CfP | Opening the Black Box of ›Creative‹ Policies
Session at the Annual Meeting of the Association of American Geographers (AAG) in New York (February 24-28, 2012)
Organizers: Bas van Heur, Iris Dzudzek
Chair: Peter Lindner
[Sponsored by the Economic Geography Specialty Group, Urban Geography Specialty Group, Cultural Geography Specialty Group]
For cities and regions the creative economies discussion poses a challenge: it has long ago been swept away from the confined playgrounds of academia, appropriated by urban politics and recast as a prompt to planning and development departments to »do something« without specifying what that might entail. This has triggered a wave of creative industries reports that typically identify a high potential for local economic development and reiterate the demand that supporting measures are in need, sometimes merely concluding with this statement and sometimes naming more concrete future objectives and targets. But what usually remains unaddressed is the question of how these recommendations could be put into practice, what the appropriate tools should look like, and how they could be applied.
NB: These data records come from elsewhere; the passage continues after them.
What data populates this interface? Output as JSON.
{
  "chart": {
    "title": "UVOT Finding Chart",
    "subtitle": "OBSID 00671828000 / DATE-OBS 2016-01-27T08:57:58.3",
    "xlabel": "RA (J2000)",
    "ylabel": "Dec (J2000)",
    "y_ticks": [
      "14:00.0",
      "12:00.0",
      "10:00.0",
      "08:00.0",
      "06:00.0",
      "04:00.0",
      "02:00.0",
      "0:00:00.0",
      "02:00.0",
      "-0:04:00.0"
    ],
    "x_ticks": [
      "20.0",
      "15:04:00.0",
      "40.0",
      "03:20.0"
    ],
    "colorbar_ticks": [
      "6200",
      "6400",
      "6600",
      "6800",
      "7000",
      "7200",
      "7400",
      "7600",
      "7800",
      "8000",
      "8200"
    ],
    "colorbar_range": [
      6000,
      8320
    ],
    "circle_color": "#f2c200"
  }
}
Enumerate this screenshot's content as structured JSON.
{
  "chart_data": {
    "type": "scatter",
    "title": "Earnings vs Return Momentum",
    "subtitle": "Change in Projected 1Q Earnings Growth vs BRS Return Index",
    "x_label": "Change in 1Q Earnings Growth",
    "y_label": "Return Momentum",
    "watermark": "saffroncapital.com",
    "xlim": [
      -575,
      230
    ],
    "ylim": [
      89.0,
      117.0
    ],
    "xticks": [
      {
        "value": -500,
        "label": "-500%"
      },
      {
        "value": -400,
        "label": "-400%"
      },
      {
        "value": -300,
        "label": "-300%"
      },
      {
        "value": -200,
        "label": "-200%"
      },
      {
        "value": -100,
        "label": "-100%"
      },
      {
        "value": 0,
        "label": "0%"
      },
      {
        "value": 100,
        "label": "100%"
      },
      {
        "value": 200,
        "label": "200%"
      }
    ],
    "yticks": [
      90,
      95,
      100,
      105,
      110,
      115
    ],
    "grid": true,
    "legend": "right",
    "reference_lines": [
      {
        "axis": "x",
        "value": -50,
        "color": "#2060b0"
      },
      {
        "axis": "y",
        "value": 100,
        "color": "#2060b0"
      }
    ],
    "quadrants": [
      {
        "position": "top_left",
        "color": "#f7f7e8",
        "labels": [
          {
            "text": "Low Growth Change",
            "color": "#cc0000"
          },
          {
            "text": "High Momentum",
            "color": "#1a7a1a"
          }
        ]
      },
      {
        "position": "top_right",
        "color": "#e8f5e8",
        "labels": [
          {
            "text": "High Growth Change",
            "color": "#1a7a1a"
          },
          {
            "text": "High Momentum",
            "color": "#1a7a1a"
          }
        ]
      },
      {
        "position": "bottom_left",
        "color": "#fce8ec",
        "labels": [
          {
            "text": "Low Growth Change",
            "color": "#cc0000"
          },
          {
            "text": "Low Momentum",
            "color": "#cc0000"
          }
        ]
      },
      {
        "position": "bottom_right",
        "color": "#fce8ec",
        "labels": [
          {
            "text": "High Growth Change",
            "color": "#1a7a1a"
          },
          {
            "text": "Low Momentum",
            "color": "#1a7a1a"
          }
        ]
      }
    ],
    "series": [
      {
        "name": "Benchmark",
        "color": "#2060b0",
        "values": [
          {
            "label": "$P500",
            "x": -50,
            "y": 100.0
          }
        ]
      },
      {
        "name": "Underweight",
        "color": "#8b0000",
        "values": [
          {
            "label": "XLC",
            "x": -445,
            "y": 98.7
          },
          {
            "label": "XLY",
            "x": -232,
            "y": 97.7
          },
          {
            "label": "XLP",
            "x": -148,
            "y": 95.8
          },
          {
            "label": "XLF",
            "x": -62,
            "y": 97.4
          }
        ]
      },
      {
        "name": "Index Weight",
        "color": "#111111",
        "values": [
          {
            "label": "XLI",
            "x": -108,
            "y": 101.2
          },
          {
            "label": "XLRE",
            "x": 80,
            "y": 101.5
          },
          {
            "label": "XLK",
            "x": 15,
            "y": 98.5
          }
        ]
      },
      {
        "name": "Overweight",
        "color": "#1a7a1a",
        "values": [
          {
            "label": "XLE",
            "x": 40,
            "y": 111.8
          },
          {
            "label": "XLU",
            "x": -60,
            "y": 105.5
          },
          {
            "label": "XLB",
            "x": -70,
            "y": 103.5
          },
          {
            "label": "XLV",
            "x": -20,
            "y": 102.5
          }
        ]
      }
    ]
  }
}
This session aims to open the black box of creative policies by asking the questions: how, by whom and for whom creative policies and tools are discussed, designed, assembled and applied; which forms they take; what effects they produce; and how they are contested in the urban arena. Thus it intends to go beyond the strand of critique which primarily sees a uniform neoliberal development script at work to allow for a better understanding of the localized conditions and contestations which shape and in/transform the implementation of creative policies. We are particularly interested in discussing these topics in the context of broader debates on the shifting economic, cultural, social, welfare and planning logics of urban politics, since these shifts prepared the ground for the implementation of creative policies.